Oltre al furto l’edizione 2011 ha dovuto prendere atto dell’indisponibilità della tradizionale grotta della Natività. «La proprietaria ha deciso così pensando di metterci in difficoltà ma, lasciando da parte ogni polemica, abbiamo subito rimediato utilizzando il trappeto ipogeo De Luca su via Pendino, già inserito nel tradizionale percorso del Presepe».

Quello delle scorse settimane non è stato il primo furto che l’associazione è stata costretta ad affrontare negli anni. Nel recente passato, sia nella fase dell’allestimento che in quella della rappresentazione vera e propria, sono stati asportati anche antichi arredi che impreziosivano il percorso.

In questa edizione saranno cinque le serate durante le quali si potrà visitare il Presepe: dopo Natale e Santo Stefano, ovvero domenica 25 e lunedì 26 dicembre, le piazze e le stradine del centro si animeranno e si coloreranno anche domenica 1, venerdì 6 e domenica 8 gennaio, con ingresso da piazza D’Elia e conclusione a Palazzo De Judicibus.

Una suggestiva visione d’insieme di tutto il presepe la si può ammirare dall’alto di via Sesia (nei pressi del Liceo Scientifico) dove le mille luci colorate che fanno da contorno alle vecchie abitazioni del centro convergono verso la grande stella cometa posta sul tetto della chiesa Matrice.

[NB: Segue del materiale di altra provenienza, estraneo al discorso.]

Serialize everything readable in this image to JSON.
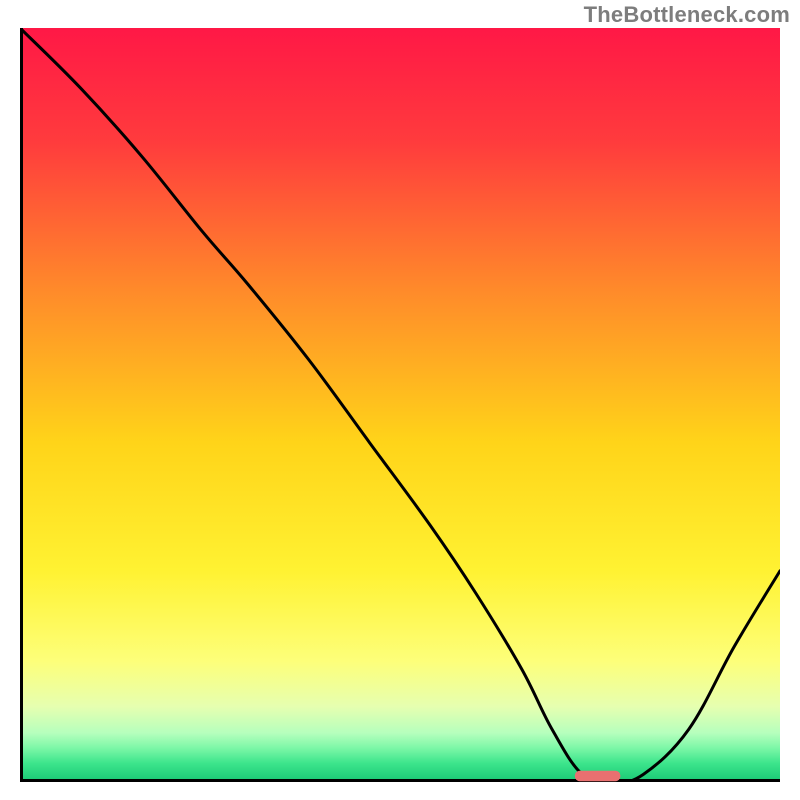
{
  "watermark": "TheBottleneck.com",
  "chart_data": {
    "type": "line",
    "title": "",
    "xlabel": "",
    "ylabel": "",
    "xlim": [
      0,
      100
    ],
    "ylim": [
      0,
      100
    ],
    "grid": false,
    "legend": false,
    "gradient_stops": [
      {
        "offset": 0.0,
        "color": "#ff1846"
      },
      {
        "offset": 0.15,
        "color": "#ff3b3d"
      },
      {
        "offset": 0.35,
        "color": "#ff8b2a"
      },
      {
        "offset": 0.55,
        "color": "#ffd419"
      },
      {
        "offset": 0.72,
        "color": "#fff232"
      },
      {
        "offset": 0.84,
        "color": "#fdff7a"
      },
      {
        "offset": 0.9,
        "color": "#e6ffb0"
      },
      {
        "offset": 0.935,
        "color": "#b6ffbd"
      },
      {
        "offset": 0.955,
        "color": "#7cf7a7"
      },
      {
        "offset": 0.975,
        "color": "#3de58c"
      },
      {
        "offset": 1.0,
        "color": "#18c774"
      }
    ],
    "curve": {
      "description": "black valley curve; high at left, dips to near-zero around x≈75, rises to ~28 at right",
      "x": [
        0,
        8,
        16,
        24,
        30,
        38,
        46,
        54,
        60,
        66,
        70,
        74,
        78,
        82,
        88,
        94,
        100
      ],
      "y": [
        100,
        92,
        83,
        73,
        66,
        56,
        45,
        34,
        25,
        15,
        7,
        1,
        0,
        1,
        7,
        18,
        28
      ]
    },
    "marker": {
      "description": "salmon rounded pill at valley floor",
      "x_center": 76,
      "y_center": 0.8,
      "width": 6,
      "height": 1.4,
      "color": "#e97070"
    },
    "axes_color": "#000000"
  }
}
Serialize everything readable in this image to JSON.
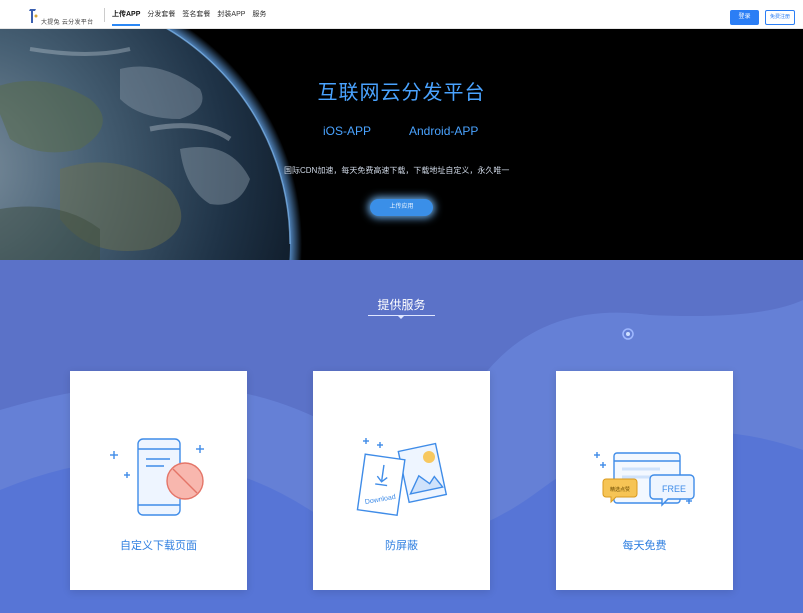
{
  "nav": {
    "logo_text": "大提兔  云分发平台",
    "items": [
      {
        "label": "上传APP",
        "active": true
      },
      {
        "label": "分发套餐",
        "active": false
      },
      {
        "label": "签名套餐",
        "active": false
      },
      {
        "label": "封装APP",
        "active": false
      },
      {
        "label": "服务",
        "active": false
      }
    ],
    "login_label": "登录",
    "register_label": "免费注册"
  },
  "hero": {
    "title": "互联网云分发平台",
    "ios_label": "iOS-APP",
    "android_label": "Android-APP",
    "description": "国际CDN加速，每天免费高速下载，下载地址自定义，永久唯一",
    "button_label": "上传应用"
  },
  "services": {
    "title": "提供服务",
    "cards": [
      {
        "label": "自定义下载页面",
        "icon": "custom-phone-icon"
      },
      {
        "label": "防屏蔽",
        "icon": "anti-block-download-icon"
      },
      {
        "label": "每天免费",
        "icon": "free-chat-icon"
      }
    ],
    "icon_texts": {
      "download": "Download",
      "free": "FREE",
      "badge": "精选点赞"
    }
  },
  "colors": {
    "accent": "#2b7ef5",
    "hero_text": "#4aa3ff",
    "services_bg": "#5b72c8",
    "card_text": "#2f7fe0"
  }
}
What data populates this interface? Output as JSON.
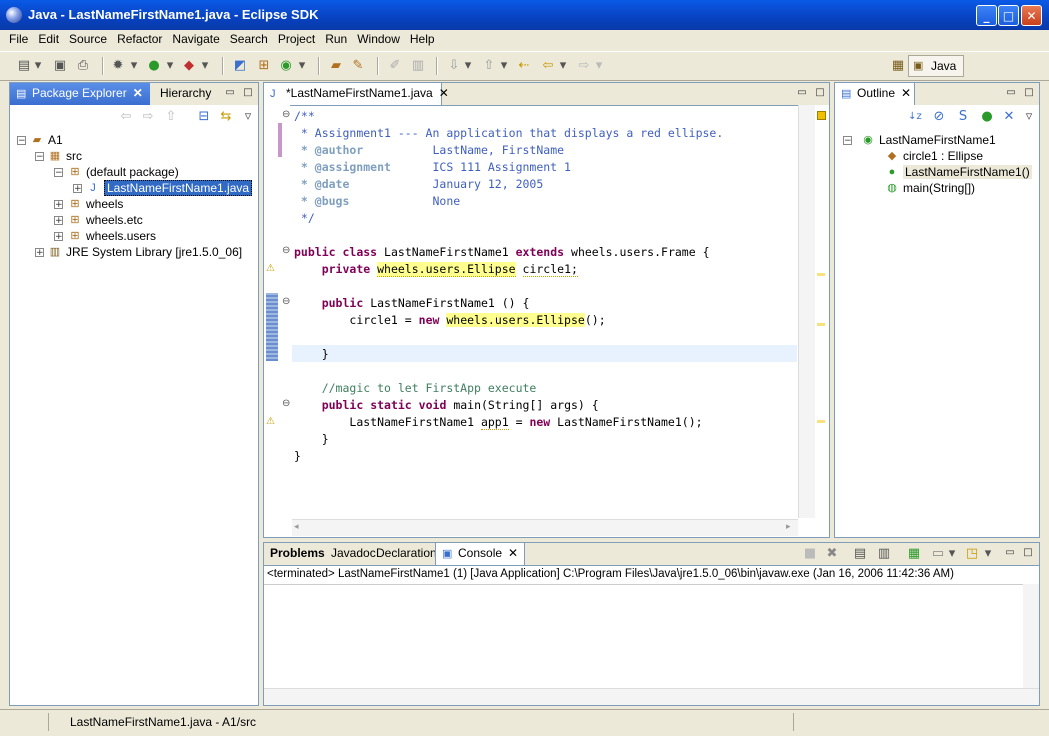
{
  "window": {
    "title": "Java - LastNameFirstName1.java - Eclipse SDK"
  },
  "menu": [
    "File",
    "Edit",
    "Source",
    "Refactor",
    "Navigate",
    "Search",
    "Project",
    "Run",
    "Window",
    "Help"
  ],
  "perspective": {
    "label": "Java"
  },
  "package_explorer": {
    "tabs": [
      "Package Explorer",
      "Hierarchy"
    ],
    "tree": [
      {
        "label": "A1"
      },
      {
        "label": "src"
      },
      {
        "label": "(default package)"
      },
      {
        "label": "LastNameFirstName1.java"
      },
      {
        "label": "wheels"
      },
      {
        "label": "wheels.etc"
      },
      {
        "label": "wheels.users"
      },
      {
        "label": "JRE System Library [jre1.5.0_06]"
      }
    ]
  },
  "editor": {
    "tab": "*LastNameFirstName1.java",
    "lines": [
      "/**",
      " * @author",
      " * @assignment",
      " * @date",
      " * @bugs"
    ],
    "doc": {
      "desc": "Assignment1 --- An application that displays a red ellipse.",
      "author": "LastName, FirstName",
      "assignment": "ICS 111 Assignment 1",
      "date": "January 12, 2005",
      "bugs": "None",
      "end": " */"
    },
    "code": {
      "kw_public": "public",
      "kw_class": "class",
      "class_name": "LastNameFirstName1",
      "kw_extends": "extends",
      "superclass": "wheels.users.Frame {",
      "kw_private": "private",
      "ellipse_type": "wheels.users.Ellipse",
      "field": "circle1;",
      "ctor": "LastNameFirstName1 () {",
      "assign": "circle1 = ",
      "kw_new": "new",
      "ctor_call": "();",
      "close1": "}",
      "comment": "//magic to let FirstApp execute",
      "kw_static": "static",
      "kw_void": "void",
      "main_sig": "main(String[] args) {",
      "app_decl_a": "LastNameFirstName1 ",
      "app_var": "app1",
      "app_decl_b": " = ",
      "app_ctor": "LastNameFirstName1();",
      "close2": "}",
      "close3": "}"
    }
  },
  "outline": {
    "tab": "Outline",
    "items": [
      {
        "label": "LastNameFirstName1"
      },
      {
        "label": "circle1 : Ellipse"
      },
      {
        "label": "LastNameFirstName1()"
      },
      {
        "label": "main(String[])"
      }
    ]
  },
  "bottom": {
    "tabs": [
      "Problems",
      "Javadoc",
      "Declaration",
      "Console"
    ],
    "console_header": "<terminated> LastNameFirstName1 (1) [Java Application] C:\\Program Files\\Java\\jre1.5.0_06\\bin\\javaw.exe (Jan 16, 2006 11:42:36 AM)"
  },
  "status": {
    "text": "LastNameFirstName1.java - A1/src"
  },
  "colors": {
    "title_blue": "#0842c0",
    "selection": "#316ac5",
    "keyword": "#7f0055",
    "comment": "#3f5fbf",
    "line_comment": "#3f7f5f"
  }
}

Nel Salento sono molti i presepi che vengono realizzati nei luoghi più suggestivi. Quello di Casarano è tra i più belli, meta durante il periodo natalizio di visitatori che si lasciano attrarre dalla magia del luogo. Va ai volontari dell’associazione “Amici del presepe ’96” il merito di continuare la tradizione.